Ayat ini, dalam tafsir Jamal al-Din al-Qasimi, menyasar orang Islam yang kembali kepada kekafiran (yarji`ūna `an dinikum al-islām ilā al-kufr). Muḥammad Rashīd Riḍa lebih lanjut menyatakan bahwa ayat ini hendak menegaskan bahwa begitu seseorang memilih menjadi kafir dengan meninggalkan agama Islam, maka seluruh amal ibadah yang dilakukan ketika menjadi muslim akan batal dan terhapus secara keseluruhan. Ia mengutip pendapat sebagian ahli fikih yang berkata bahwa amal kebaikan orang Islam yang memilih murtad hilang tak tersisa. Sehingga ketika yang bersangkutan kembali menjadi muslim, maka wajib baginya mengulang ibadah haji yang telah dilakukan sebelum murtad (yajibu `alaihi i`adāṯ naḥwi al-ḥajj idha raja`a ilā al-islām). Bukan hanya itu; ketika si murtad telah diceraikan dari istrinya lalu ingin kembali pada Islam dan ruju’ pada istrinya, maka wajib baginya untuk menjalani akad nikah baru. Sementara menurut Ibn jarir al-Thabari, ayat ini hendak menegaskan bahwa jika orang murtad meninggal dunia tanpa sempat bertaubat dan kembali pada Islam, maka batallah seluruh amal ibadah yang pernah dilakukannya ketika menjadi muslim. Hal yang sama juga dikatakan Syihabuddin al-Alusi bahwa orang yang mati dalam keadaan murtad, maka amal ibadah yang dilakukan ketika Islam seperti tak pernah ada (ṣarat a`māluhum al-ḥasanah allati `amilūha fi ḥalah al-islām fāsidaṯ bi manzilati mā lam takun).

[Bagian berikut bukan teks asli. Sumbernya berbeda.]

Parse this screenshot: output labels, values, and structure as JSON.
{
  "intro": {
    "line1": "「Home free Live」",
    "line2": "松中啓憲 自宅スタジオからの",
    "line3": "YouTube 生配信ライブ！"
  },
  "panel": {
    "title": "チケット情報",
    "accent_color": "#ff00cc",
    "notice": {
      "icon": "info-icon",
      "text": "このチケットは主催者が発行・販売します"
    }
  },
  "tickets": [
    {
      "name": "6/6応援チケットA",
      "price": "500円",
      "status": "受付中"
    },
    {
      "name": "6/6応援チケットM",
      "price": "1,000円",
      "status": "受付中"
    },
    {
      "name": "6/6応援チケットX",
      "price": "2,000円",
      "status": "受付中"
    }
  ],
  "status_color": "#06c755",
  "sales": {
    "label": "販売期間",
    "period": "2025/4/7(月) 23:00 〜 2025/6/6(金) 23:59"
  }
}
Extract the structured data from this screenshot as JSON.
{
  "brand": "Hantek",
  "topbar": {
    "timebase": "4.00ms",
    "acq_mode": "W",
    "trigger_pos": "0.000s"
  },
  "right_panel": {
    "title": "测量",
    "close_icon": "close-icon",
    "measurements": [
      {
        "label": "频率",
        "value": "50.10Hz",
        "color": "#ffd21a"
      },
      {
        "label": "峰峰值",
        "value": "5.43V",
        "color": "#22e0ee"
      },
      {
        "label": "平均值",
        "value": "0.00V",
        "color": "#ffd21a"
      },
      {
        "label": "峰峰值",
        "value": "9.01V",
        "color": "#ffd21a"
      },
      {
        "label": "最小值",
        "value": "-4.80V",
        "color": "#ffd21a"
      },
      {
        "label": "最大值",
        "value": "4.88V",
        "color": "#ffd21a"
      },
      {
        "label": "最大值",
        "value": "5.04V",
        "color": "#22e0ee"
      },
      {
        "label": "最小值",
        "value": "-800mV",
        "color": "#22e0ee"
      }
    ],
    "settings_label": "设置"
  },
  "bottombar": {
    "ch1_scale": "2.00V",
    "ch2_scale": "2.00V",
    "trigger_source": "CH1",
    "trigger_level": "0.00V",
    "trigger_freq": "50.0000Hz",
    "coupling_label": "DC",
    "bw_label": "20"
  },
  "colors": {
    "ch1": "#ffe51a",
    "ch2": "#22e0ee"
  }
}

Secara semantik, M. Quraish Shihab mencoba menelusuri akar kata ayat  itu. Menurutnya, ayat ini menggunakan kata “ḥabiṭat” untuk menunjuk kesia-siaan amal orang murtad. Sihihab menegaskan bahwa kata tersebut pada mulanya untuk menjelaskan sesuatu yang konkret dan  duniawi; misalnya untuk binatang yang ditimpa penyakit akibat menelan sejenis tumbuhan yang mengakibatkan perutnya kembung yang berdampak pada kematiannya. Hal yang sama dikemukakan al-Qurṭubī dalam al-Jami’ li Ahkām al-Qur’ān; al-habat adalah penyakit yang menimpa binatang ternak karena terlalu banyak memakan sejenis rumput yang menyebabkan perutnya kembung (bengkak) dan tak jarang mengantarkannya pada kematian (al-habat huwa fasād yalḥaqu al-mawāshiya fi butunihā min kathrati aklihā al-kalā’ fatantafikhu ajwafuhā warubbamā tamūtu min dhālika).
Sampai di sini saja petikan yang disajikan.